Por MARCELO BARROS
Nessa
semana, o mundo recorda os quase 70 anos do dia em que a humanidade perdeu sua
inocência e viu o lançamento da primeira bomba atômica, no caso, jogada pelo
governo dos Estados Unidos da América sobre a população de Hiroshima (no dia 06
de agosto de 1945). Dois dias depois outra bomba norte-americana caía sobre a
cidade de Nagazaki, ambas no Japão. No Ocidente, os meios de comunicação divulgaram
a noticia de que esse era o único modo de acabar com a guerra. No entanto,
desde dois meses antes, no dia 06 de junho, as tropas aliadas tinham
conquistado a Normandia e vencido o exército alemão, o que levou à rendição de
Hitler e ao fim da guerra na Europa.
A quase indiferença com a qual, naquele
momento, a maior parte das nações encarou a destruição das duas cidades, a
morte de milhares de pessoas inocentes e as consequências da radiação sobre as
gerações seguintes só pode ser compreendida se se toma consciência do racismo
ocidental em relação aos orientais. Além disso, sem dúvida, uma cultura de
convívio com a morte conduz as pessoas a acharem menos horrível o sofrimento
dos outros, principalmente se estão distantes. Alguns anos depois, em
Jerusalém, ocorria o julgamento de Adolf Eichmann, o oficial nazista que
organizava o transporte dos judeus para os campos de extermínio. A imprensa
havia descrito Eichmann como uma espécie de cérebro monstruoso do mal.
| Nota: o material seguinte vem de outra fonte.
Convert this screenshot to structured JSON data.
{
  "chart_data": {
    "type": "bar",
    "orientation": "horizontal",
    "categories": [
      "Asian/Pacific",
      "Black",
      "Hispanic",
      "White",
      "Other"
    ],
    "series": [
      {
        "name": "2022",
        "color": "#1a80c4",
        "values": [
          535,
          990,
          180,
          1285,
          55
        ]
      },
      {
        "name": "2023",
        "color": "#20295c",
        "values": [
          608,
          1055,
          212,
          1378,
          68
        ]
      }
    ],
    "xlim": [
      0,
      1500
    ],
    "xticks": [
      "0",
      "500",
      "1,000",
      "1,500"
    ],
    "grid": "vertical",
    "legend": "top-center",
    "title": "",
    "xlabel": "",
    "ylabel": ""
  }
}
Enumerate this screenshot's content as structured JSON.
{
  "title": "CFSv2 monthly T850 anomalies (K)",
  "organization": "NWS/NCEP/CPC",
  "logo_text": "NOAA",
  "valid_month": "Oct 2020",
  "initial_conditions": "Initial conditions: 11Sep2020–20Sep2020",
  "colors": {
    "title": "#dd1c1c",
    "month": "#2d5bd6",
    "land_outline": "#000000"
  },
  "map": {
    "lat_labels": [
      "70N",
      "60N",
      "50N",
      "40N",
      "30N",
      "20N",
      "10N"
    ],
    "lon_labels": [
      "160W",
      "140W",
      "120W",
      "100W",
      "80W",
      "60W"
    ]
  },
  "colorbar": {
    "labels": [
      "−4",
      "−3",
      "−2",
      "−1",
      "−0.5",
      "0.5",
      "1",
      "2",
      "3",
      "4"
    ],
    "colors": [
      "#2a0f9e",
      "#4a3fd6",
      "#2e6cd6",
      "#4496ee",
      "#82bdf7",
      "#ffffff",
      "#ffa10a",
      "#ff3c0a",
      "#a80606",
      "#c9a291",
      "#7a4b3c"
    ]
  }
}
Como
correspondente da revista New Yorker, a
filósofa judia Hannah Arendt assistiu ao julgamento de Eichmann e sobre isso publicou
o livro que escandalizou muita gente.
O livro se intitula: “A banalidade do
mal”. Ao contrário do que dizia a opinião pública, ela afirmou: “Eichmann era
um homenzinho insignificante e medíocre, cuja única característica notável era
não pensar e não dar o menor sinal de uma autêntica personalidade própria, nem
de direita, nem de esquerda e não estar ligando para o bem ou para o mal”. Quanto
mais ela o entrevistava, mais se dava conta: era impossível conversar com ele,
não porque ele mentisse, mas simplesmente porque não tinha pensamento próprio.
Repetia frases prontas e argumentos que aprendeu no exército nazista. Segundo
ele, a responsabilidade do que fez não era sua e sim dos chefes que lhe
mandaram matar judeus. E isso é que foi grave porque, ao não se dar o trabalho
de pensar, ele cometeu um verdadeiro genocídio e se tornou responsável pelo
sofrimento e pela morte de milhões de pessoas.
Por
revelar essa banalidade do mal e por revelar que algumas organizações judaicas
também colaboraram com o nazismo, Hannah Arendt sofreu muitas pressões e
incompreensões. Ela revelou que os judeus que tinham muito dinheiro e poder não
morreram, nem foram perseguidos. Morreram os pobres e as pessoas comuns. A
imprensa e o Estado de Israel se sentiram traídos. Esse conflito é o tema do
filme “Hannah Arendt”, ainda em
cartaz no circuito das cidades maiores do Brasil. Esse tema poderia parecer
restrito a aquele período da história, mas não é. Para muita gente, o mal
continua a ser algo de banal e corriqueiro. Quem opta por fazer o bem e se doa
na construção de um mundo mais justo tem de aprofundar o seu pensar e
constantemente rever o seu modo de agir. Quem faz o mal nem precisa de opção.
Aqui
no Brasil, no tempo da escravidão, muitas pessoas de bom coração tinham escravos
sem se perguntar sobre isso. Nas operações policiais, há soldados que agridem
pobres na rua por serem negros ou estarem mal vestidos. Depois, voltam à casa,
beijam a esposa, tomam nos braços o filho pequeno e lhe fazem carinho.
Segundo
nos ensina Hannah Arendt, uma sociedade que não faz pensar e não torna
acessível a todos a capacidade de aprofundar criticamente a própria história
transforma homens e mulheres em pessoas sem responsabilidade moral, mesquinhos
executores do que pensa e transmite qualquer programa sensacionalista de rádio
ou televisão que transmite os crimes do dia misturados com a propaganda de
Coca-cola. Como Poncio Pilatos no julgamento de Jesus, essas pessoas lavam as
mãos e deixam o mal se perpetuar, como a banalidade de suas vidas. Para quem
crê, Paulo escreveu aos cristãos de Roma: “Não se conformem com esse sistema do
mundo, mas se transformem continuamente pela renovação da mente” (Rm 12, 2).
MARCELO( BARROS é monge beneditino e peregrino de Deus.